Eighty-two Kohl’s stores in Los Angeles and Chicago will process returns for Amazon customers beginning in October. Amazon customers returning product at Kohl’s stores get to park in dedicated spaces near store entrances and they don’t have to worry about repacking their returns because Kohl’s employees will handle the packing and shipping.

What Kohl’s gets out of the arrangement is the benefit of increased customer traffic from Amazon shoppers who may find the option of returning to Kohl’s appealing. The only way Kohl’s wins in the arrangement is if it can convert a meaningful percentage of customers making returns to in-store shoppers.

“This is a great example of how Kohl’s and Amazon are leveraging each other's strengths – the power of Kohl’s store portfolio and omnichannel capabilities combined with the power of Amazon’s reach and loyal customer base,” said Richard Schepp, Kohl’s Chief Administrative Officer.

He characterized the deal as unprecedented and innovative but he could have added risky and desperate. That’s because the moves comes ahead of a holiday season that promises to be intensely competitive for mid-tier department stores such as Kohl's, J.C. Penney, Macy's and Target who have been struggling with declining customer traffic as apparel purchases shift online.
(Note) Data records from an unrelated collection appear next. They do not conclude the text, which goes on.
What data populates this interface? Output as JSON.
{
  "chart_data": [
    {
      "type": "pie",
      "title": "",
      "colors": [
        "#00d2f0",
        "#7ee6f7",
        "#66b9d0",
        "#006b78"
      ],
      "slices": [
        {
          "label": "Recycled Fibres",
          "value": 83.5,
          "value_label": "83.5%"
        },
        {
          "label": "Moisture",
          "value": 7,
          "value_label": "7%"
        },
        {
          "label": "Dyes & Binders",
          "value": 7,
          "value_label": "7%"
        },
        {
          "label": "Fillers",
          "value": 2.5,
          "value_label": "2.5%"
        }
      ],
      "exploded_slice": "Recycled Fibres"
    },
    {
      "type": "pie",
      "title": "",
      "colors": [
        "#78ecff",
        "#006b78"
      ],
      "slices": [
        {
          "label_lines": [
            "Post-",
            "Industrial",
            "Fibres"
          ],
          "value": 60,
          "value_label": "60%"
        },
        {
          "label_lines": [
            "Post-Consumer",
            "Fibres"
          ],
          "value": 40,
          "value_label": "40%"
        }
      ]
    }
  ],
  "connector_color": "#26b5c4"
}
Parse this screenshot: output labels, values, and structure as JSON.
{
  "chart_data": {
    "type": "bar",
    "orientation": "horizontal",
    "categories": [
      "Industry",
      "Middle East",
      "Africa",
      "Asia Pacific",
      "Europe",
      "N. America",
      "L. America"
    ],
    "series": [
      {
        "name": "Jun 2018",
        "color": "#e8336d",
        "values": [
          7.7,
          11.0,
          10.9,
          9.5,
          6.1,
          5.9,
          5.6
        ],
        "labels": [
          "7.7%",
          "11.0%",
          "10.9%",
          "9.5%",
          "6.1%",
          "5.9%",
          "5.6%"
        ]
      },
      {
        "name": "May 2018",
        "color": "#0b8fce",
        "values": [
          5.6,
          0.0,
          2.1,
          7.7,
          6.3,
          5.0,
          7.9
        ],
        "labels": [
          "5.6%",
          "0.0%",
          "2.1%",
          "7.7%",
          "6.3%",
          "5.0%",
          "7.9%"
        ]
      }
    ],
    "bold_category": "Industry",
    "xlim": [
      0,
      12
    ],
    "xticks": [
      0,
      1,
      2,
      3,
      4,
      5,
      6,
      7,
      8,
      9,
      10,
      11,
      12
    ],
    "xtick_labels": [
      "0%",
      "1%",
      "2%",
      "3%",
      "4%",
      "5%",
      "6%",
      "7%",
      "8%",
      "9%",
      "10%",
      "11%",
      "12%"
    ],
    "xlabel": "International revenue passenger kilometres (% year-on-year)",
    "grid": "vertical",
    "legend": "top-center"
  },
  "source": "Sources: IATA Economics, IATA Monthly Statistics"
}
These retailers are in the fight of their lives for customer traffic and Amazon is a huge reason why as its apparel business, like many of its other businesses, has outpaced overall industry growth. By partnering with Amazon, Kohl's hopes to derive a benefit from the pain Amazon is inflicting on the overall retail industry and the department store channel in particular.

The deal poses operational risk and would appear to add to cost for Kohl’s because there are no restrictions on the types of products Amazon shoppers can return, which Kohl’s employees are responsible for repacking. For Kohl’s to benefit the most from the arrangement, it needs to handle a large volume of return customers and persuade a large number of those customers to make an in-store purchase.

If the experiment proves successful, Kohl’s have 1,154 other stores where it could makes sense to add the service and Amazon has been known to move quickly. The deal involved with returns at the 82 Los Angeles and Chicago store was announced less than two weeks after Kohl’s said it would offer an Amazon smart home experience at 10 stores in the same markets. At those locations the Amazon returns area will be integrated into the Amazon department.